Another option that I can think of is std::find or maybe even std::ranges::find:

const auto posOfNull { std::find( str.cbegin( ), str.cend( ), '\0' ) };

Now would it make a difference if an ExecutionPolicy (e.g. std::execution::par) was passed to it as its first argument? If it would, then which policy is the appropriate one for this particular case?

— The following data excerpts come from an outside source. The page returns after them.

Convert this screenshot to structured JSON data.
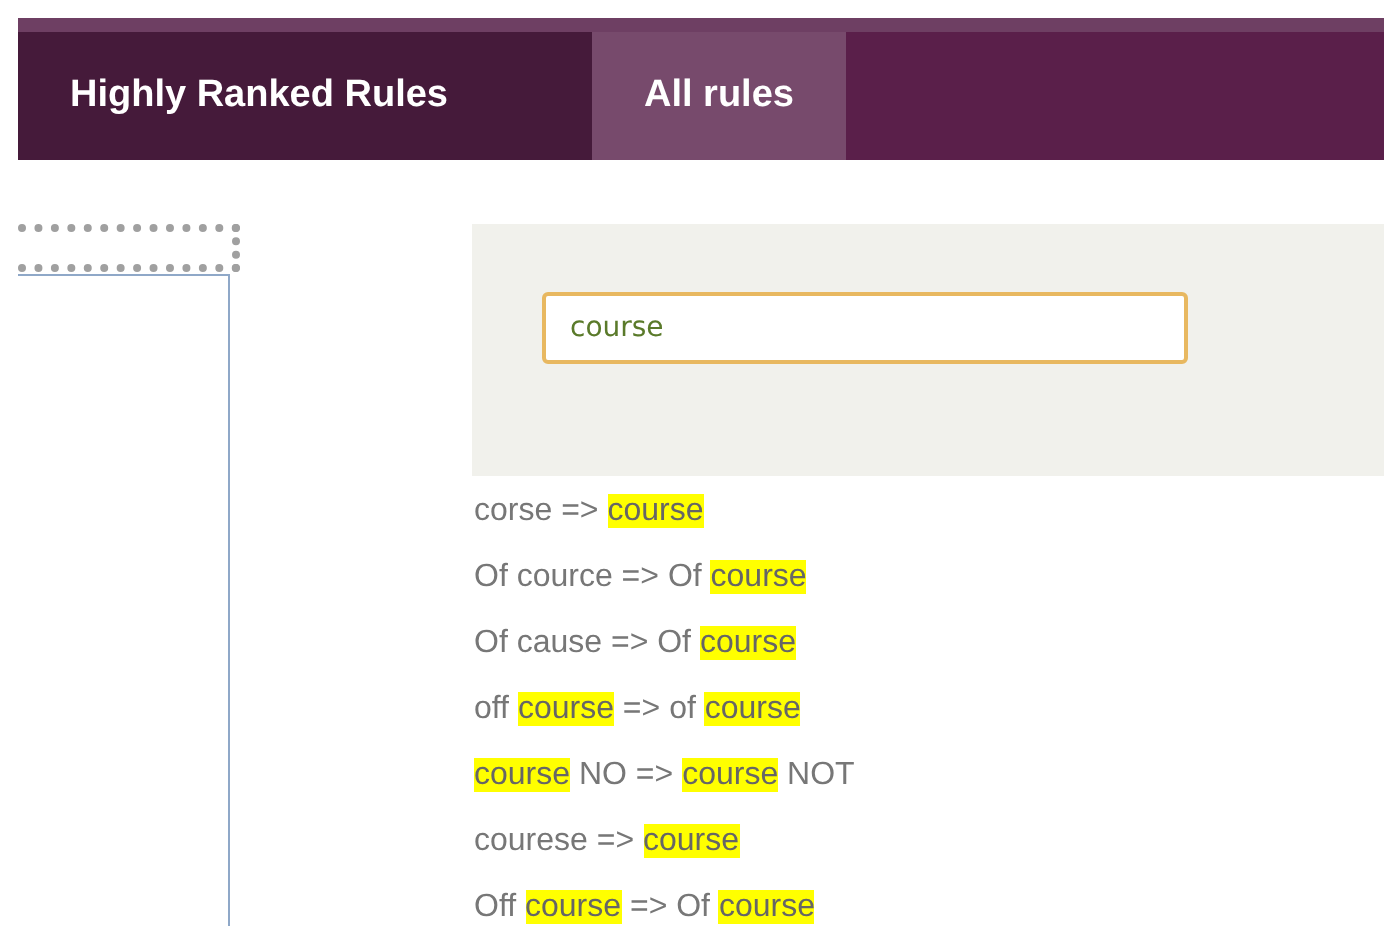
{
  "tabs": [
    {
      "label": "Highly Ranked Rules",
      "selected": false
    },
    {
      "label": "All rules",
      "selected": true
    }
  ],
  "search": {
    "value": "course"
  },
  "rules": [
    {
      "segments": [
        {
          "text": "corse => ",
          "highlight": false
        },
        {
          "text": "course",
          "highlight": true
        }
      ]
    },
    {
      "segments": [
        {
          "text": "Of cource => Of ",
          "highlight": false
        },
        {
          "text": "course",
          "highlight": true
        }
      ]
    },
    {
      "segments": [
        {
          "text": "Of cause => Of ",
          "highlight": false
        },
        {
          "text": "course",
          "highlight": true
        }
      ]
    },
    {
      "segments": [
        {
          "text": "off ",
          "highlight": false
        },
        {
          "text": "course",
          "highlight": true
        },
        {
          "text": " => of ",
          "highlight": false
        },
        {
          "text": "course",
          "highlight": true
        }
      ]
    },
    {
      "segments": [
        {
          "text": "course",
          "highlight": true
        },
        {
          "text": " NO => ",
          "highlight": false
        },
        {
          "text": "course",
          "highlight": true
        },
        {
          "text": " NOT",
          "highlight": false
        }
      ]
    },
    {
      "segments": [
        {
          "text": "courese => ",
          "highlight": false
        },
        {
          "text": "course",
          "highlight": true
        }
      ]
    },
    {
      "segments": [
        {
          "text": "Off ",
          "highlight": false
        },
        {
          "text": "course",
          "highlight": true
        },
        {
          "text": " => Of ",
          "highlight": false
        },
        {
          "text": "course",
          "highlight": true
        }
      ]
    }
  ]
}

Or maybe a 3rd option that I don't know about?

digito_evo
  • 3,216
  • 2
  • 14
  • 42
  • 4
    It is likely strlen will be the fastest, considering some implementations are vectorized: https://stackoverflow.com/questions/25566302/vectorized-strlen-getting-away-with-reading-unallocated-memory That being said, the fastest way is to track the length separately, if you don't mind sacrificing few bytes. – freakish Apr 27 '22 at 08:12
  • @康桓瑋 Yes, I'll do. Also what about policies in case I want to try one of those with `std::find`? Which one is suitable? – digito_evo Apr 27 '22 at 08:18
  • @freakish *"track the length separately"*, I don't get it. How exactly? I would also want to mention that the above code is just a sample. In my program, it's actually the user that enters the string as the input. I remember I considered using `std::cin.gcount()` but that didn't go as I expected. – digito_evo Apr 27 '22 at 08:22
  • @digito_evo by using std::string instead of std::array. In case it comes from cin then yes, it will evaluate the length once, but first: in the background, secondly, you should not worry about performance of that operation, this is blazingly fast. And most likely premature optimization. – freakish Apr 27 '22 at 08:24
  • @freakish Oh. But it would be slow?! since you know... *dynamic allocations*. I chose `std::array` to reduce the number of allocations down to zero in some of the functions and only rely on stack. And the program runs super fast. I just want to make it better a bit without sacrificing code readability cause I see opportunities. Is there a way to force `std::string` to use a stack-based buffer or even better, a buffer with static storage duration? – digito_evo Apr 27 '22 at 08:32
  • @digito_evo it is possible to provide your own allocator to std::basic_string to obtain stack-based std::string. Still, I'm not sure why you are worried about this performance? You said this is an input from user via std::cin. And your code suggests you expect at most 100 chars. You won't notice a difference between any of those methods in terms of performance, but std::string is the most convenient. – freakish Apr 27 '22 at 08:36
  • "track the length separately" to me means finding the NULL when first creating the string, and storing that. Instead of doing `strlen` every time you need it. Whether this makes sense depends on how mutable the string is and how often you need to find NULLs. `strlen` is an *extremely* fast operation so multithreading would be out of the question unless you're dealing with hundreds(maybe thousands?) of very long (1mb+) strings. Synchronizing threads introduces immense overhead compared to `strlen`. – tenfour Apr 27 '22 at 08:46
  • @freakish How about `pmr::string`? Can it do the same thing with less headache (i.e. fewer lines of code)? – digito_evo Apr 27 '22 at 08:47
  • @digito_evo sorry, I'm not sure what that is. Sounds like boost's string, but I have 0 experience with boost. – freakish Apr 27 '22 at 08:48
  • @freakish `std::pmr::string`, a class that uses polymorphic allocators. – digito_evo Apr 27 '22 at 08:50
  • @tenfour *"finding the NULL when first creating the string, and storing that"* Yeah this is the most ideal solution. No need for searching, etc. – digito_evo Apr 27 '22 at 08:51
  • @digito_evo oh, wow, I was not aware there is such thing in std. I don't know how this polymorphic_allocator works, sorry. – freakish Apr 27 '22 at 08:53
  • The string literal known at compile time is just a simplified example of your general need, right? – Daniel Daranas Apr 27 '22 at 09:58
  • If you're managing strings you should definitely use std::string, not std::array. You're micro optimizing and your code will look uglier with that. Use an array of chars when you're interested in sorting any array of chars, not just strings. – Daniel Daranas Apr 27 '22 at 10:01
  • @Daniel Daranas Yes it's a simplified version. Suppose that the `str` buffer is filled using `std::cin.getline(str.data(), str.size());` – digito_evo Apr 27 '22 at 13:23

1 Answers1

5

What is the quickest way of finding the position of the null-terminator ('\0') in a string buffer?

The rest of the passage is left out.